On 21/07/2012, at 13:31, Bill Richter <[email protected]> wrote:

> Michael, this is scary:
> 
>   If you don't impose any limits to stop its search "prematurely"
>   then the first order prover is capable of proving any theorem that
>   has a proof.  Of course, you do also have to prime said prover with
>   the relevant axioms.
> 
> You seem to be saying that if we remove all the artificially imposed limits 
> from miz3 then we could prove any one of my 103 theorem with a 1-line proof 
> like this:
> 
> let AnyOneOfThem_THM = thm `;
>  assertion
>  proof
>  qed     by all the axioms and definitions is a list with commas`;;

> Is that what you're saying?  I would be very surprised if this was true.    
> This 1-line proof would be an example of what I meant by "little work."  
> Perhaps the way no-tactics miz3 would become so powerful was that we had "no 
> limit on [Cris's] depth of chaining". 

This is absolutely true.  As Ramana said, model elimination is "complete", as 
are the methods used by the other first order provers, like Vampire.  We know 
first order logic to be semi-decidable, so that we know that we can recursively 
enumerate all of the system's theorems.  MESON implements an r.e. method for 
doing just that.  And "by" uses MESON.   I'm not suggesting that this is 
pragmatically reasonable.  In particular, your computer may well run out of 
memory before it gets to the proof of your theorem. 
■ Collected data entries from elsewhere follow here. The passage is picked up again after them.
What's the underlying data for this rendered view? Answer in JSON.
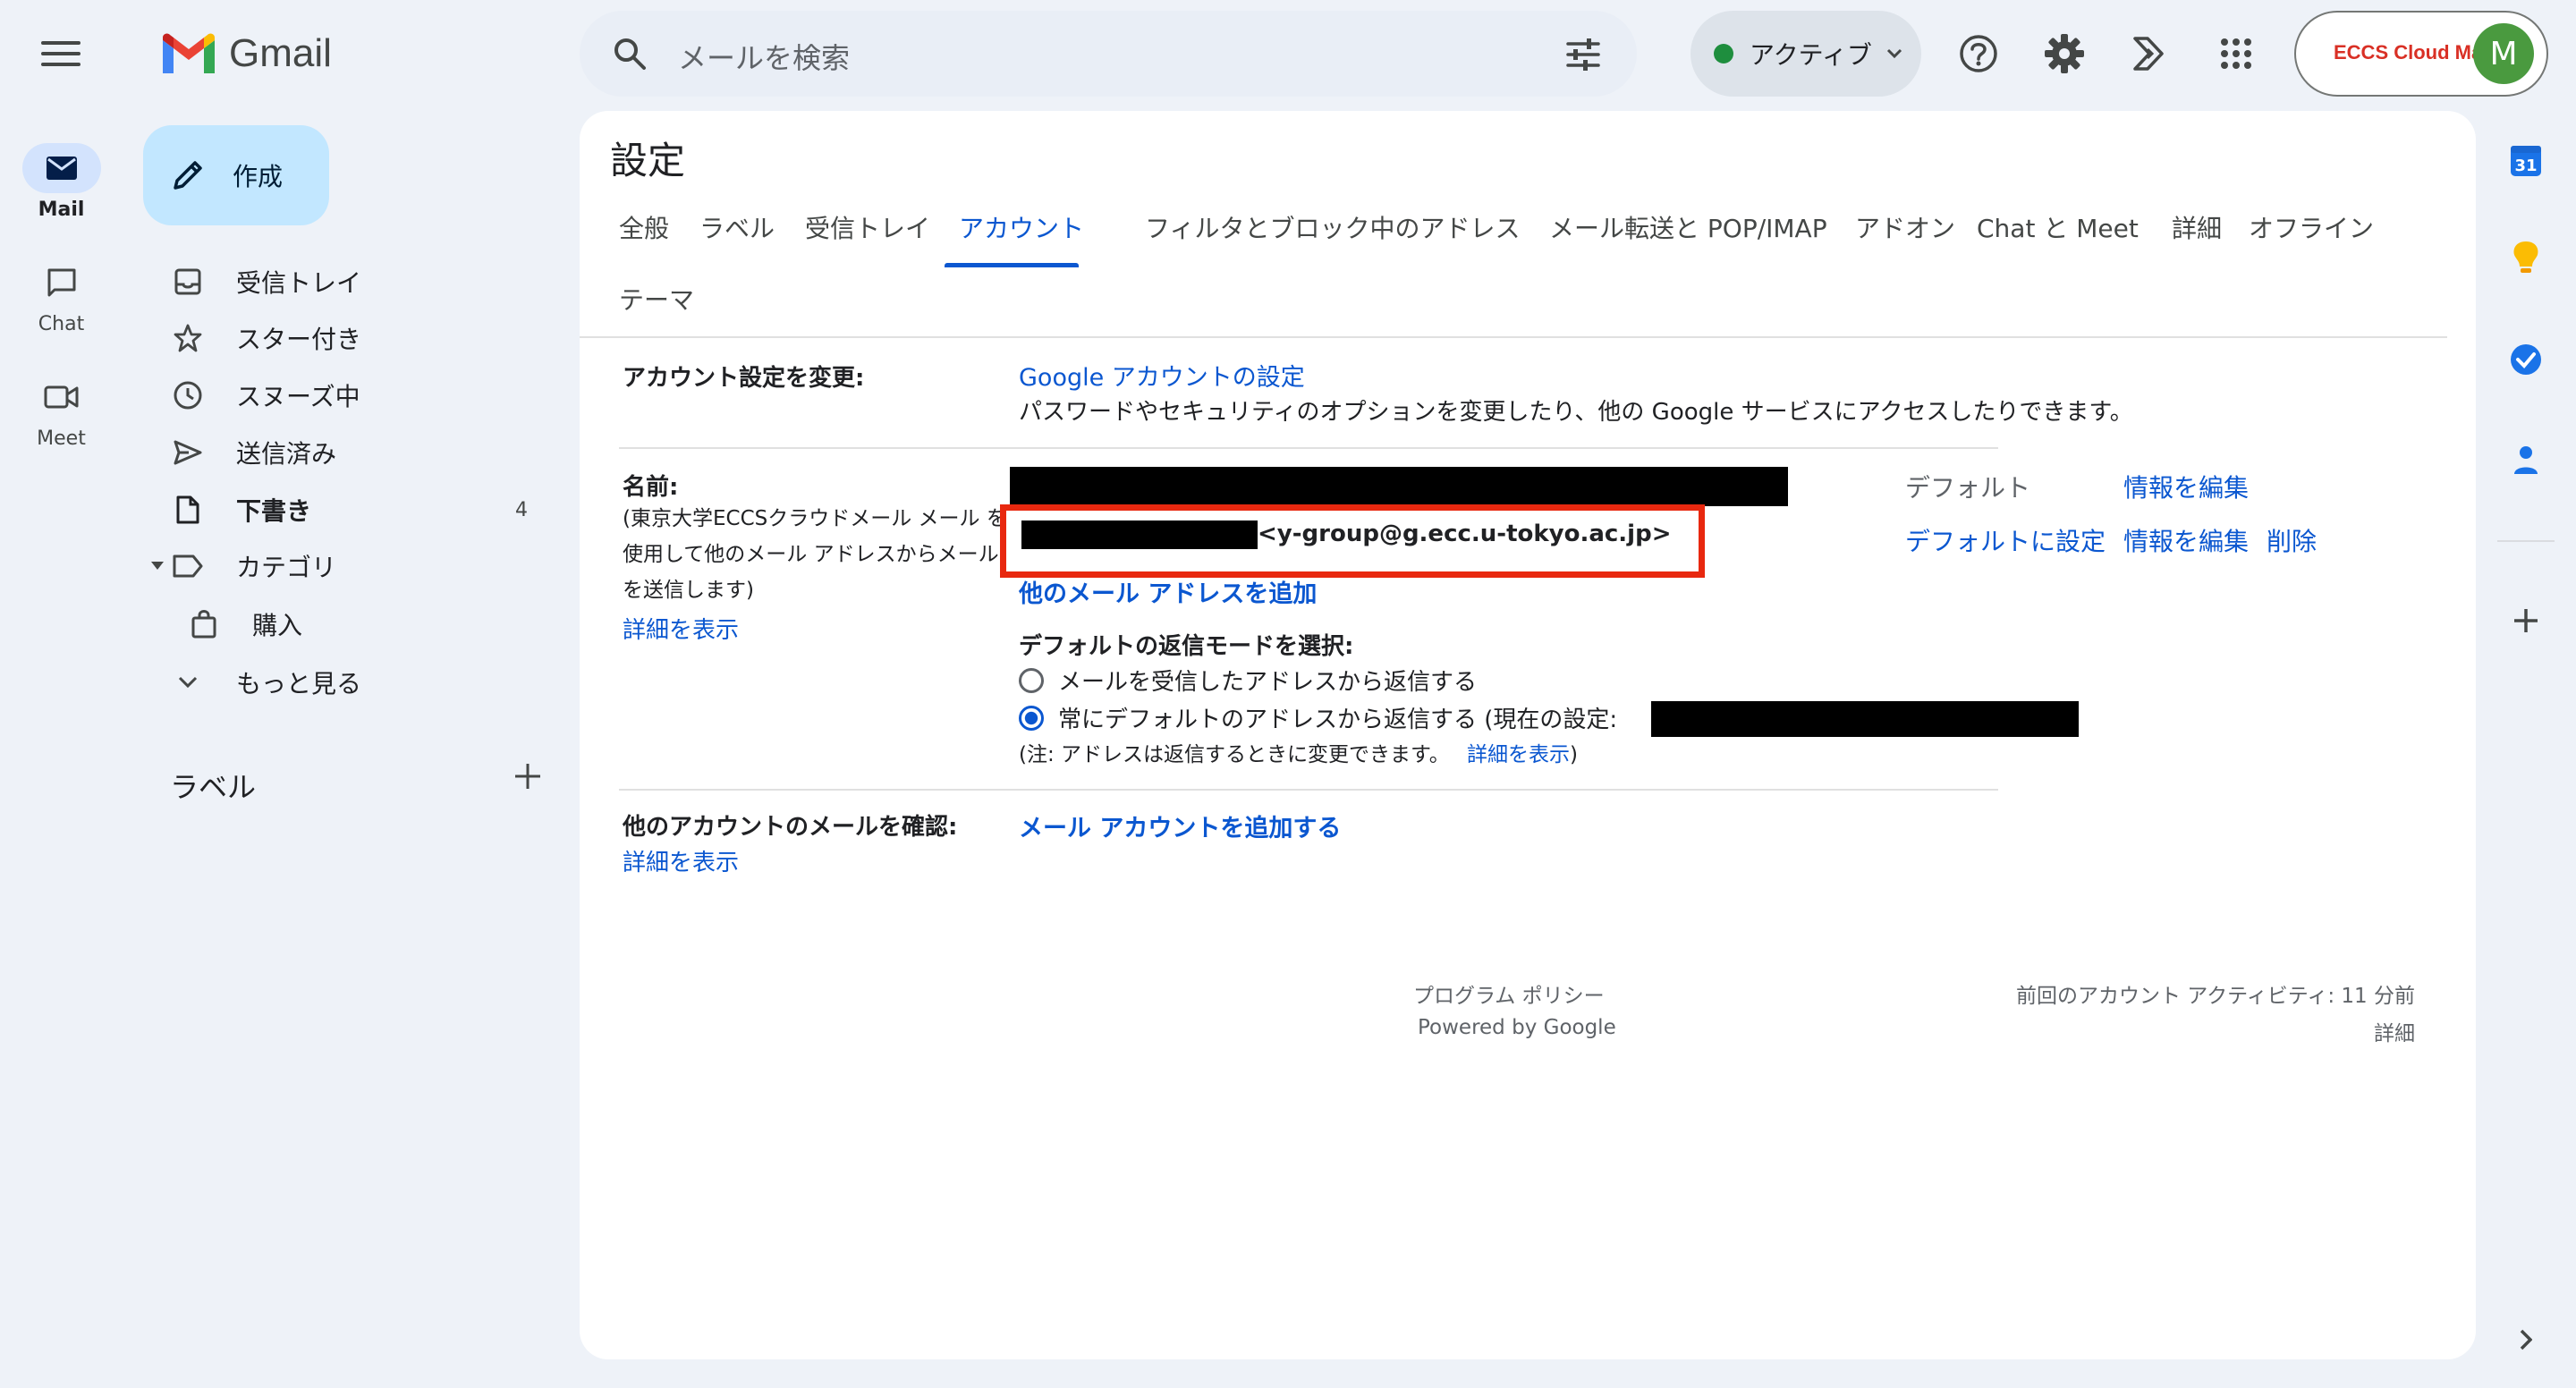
{
  "app": {
    "name": "Gmail"
  },
  "rail": [
    {
      "label": "Mail",
      "active": true
    },
    {
      "label": "Chat",
      "active": false
    },
    {
      "label": "Meet",
      "active": false
    }
  ],
  "search": {
    "placeholder": "メールを検索"
  },
  "status": {
    "label": "アクティブ",
    "color": "#1e8e3e"
  },
  "account": {
    "org_logo_text": "ECCS Cloud Mail",
    "avatar_initial": "M",
    "avatar_color": "#4a9a3f"
  },
  "compose": {
    "label": "作成"
  },
  "nav": [
    {
      "label": "受信トレイ",
      "icon": "inbox-icon",
      "count": ""
    },
    {
      "label": "スター付き",
      "icon": "star-icon",
      "count": ""
    },
    {
      "label": "スヌーズ中",
      "icon": "clock-icon",
      "count": ""
    },
    {
      "label": "送信済み",
      "icon": "send-icon",
      "count": ""
    },
    {
      "label": "下書き",
      "icon": "draft-icon",
      "count": "4",
      "bold": true
    },
    {
      "label": "カテゴリ",
      "icon": "label-icon",
      "count": ""
    },
    {
      "label": "購入",
      "icon": "shopping-bag-icon",
      "count": ""
    },
    {
      "label": "もっと見る",
      "icon": "chevron-down-icon",
      "count": ""
    }
  ],
  "labels_section": {
    "heading": "ラベル"
  },
  "settings": {
    "title": "設定",
    "tabs": [
      "全般",
      "ラベル",
      "受信トレイ",
      "アカウント",
      "フィルタとブロック中のアドレス",
      "メール転送と POP/IMAP",
      "アドオン",
      "Chat と Meet",
      "詳細",
      "オフライン",
      "テーマ"
    ],
    "active_tab": "アカウント",
    "account_change": {
      "label": "アカウント設定を変更:",
      "link": "Google アカウントの設定",
      "description": "パスワードやセキュリティのオプションを変更したり、他の Google サービスにアクセスしたりできます。"
    },
    "send_as": {
      "label": "名前:",
      "desc_line1": "(東京大学ECCSクラウドメール メール を",
      "desc_line2": "使用して他のメール アドレスからメール",
      "desc_line3": "を送信します)",
      "details_link": "詳細を表示",
      "address_suffix": "<y-group@g.ecc.u-tokyo.ac.jp>",
      "default_label": "デフォルト",
      "edit_info": "情報を編集",
      "make_default": "デフォルトに設定",
      "edit_info_2": "情報を編集",
      "delete": "削除",
      "add_address": "他のメール アドレスを追加",
      "reply_mode_heading": "デフォルトの返信モードを選択:",
      "reply_option_1": "メールを受信したアドレスから返信する",
      "reply_option_2": "常にデフォルトのアドレスから返信する (現在の設定:",
      "note_prefix": "(注: アドレスは返信するときに変更できます。",
      "note_link": "詳細を表示",
      "note_suffix": ")"
    },
    "check_mail": {
      "label": "他のアカウントのメールを確認:",
      "link": "メール アカウントを追加する",
      "details_link": "詳細を表示"
    },
    "footer": {
      "program_policy": "プログラム ポリシー",
      "powered_by": "Powered by Google",
      "last_activity": "前回のアカウント アクティビティ: 11 分前",
      "details": "詳細"
    }
  },
  "side_apps": [
    {
      "name": "calendar-icon",
      "badge": "31"
    },
    {
      "name": "keep-icon"
    },
    {
      "name": "tasks-icon"
    },
    {
      "name": "contacts-icon"
    }
  ]
}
> Michael, I think miz3's "by" only uses MESON for simple purposes, so it 
> wouldn't matter that much if we were using MESON at full strength.   Chris's 
> MESON example about MESON's astounding power  doesn't refute my rather vague 
> claim, because Los's example isn't about a miz3 "by" justification involving 
> Hilbert's geometry axioms.    Cris may be on to something, though...

"by" invokes MESON in just the same way that you'd invoke it for using its 
"full power".  There's no such thing as "simple purposes".   When you say 

  x by th1, th2, ...

You set MESON up to prove the goal th1 /\ th2 /\ th3 ... ==> x, which it 
attempts using "full" MESON (i.e, full first order search).  [Claim modulo 
time-outs and depth-limits etc.]

> There's no way I'll believe that Mizar would prove the Robbins conjecture 
> without the user writing a very long proof.  I'm skeptical that no-tactics 
> miz3 could do replicate the Waldmeister/Prover9 feat if we stopped imposing 
> limits to stop miz3's search "prematurely," to paraphrase Michael.

Maybe not, but then MESON is not a state of the art first order prover with all 
of those other systems' smart heuristics.  We also don't know how long the 
users had to wait to have the system actually prove the conjecture.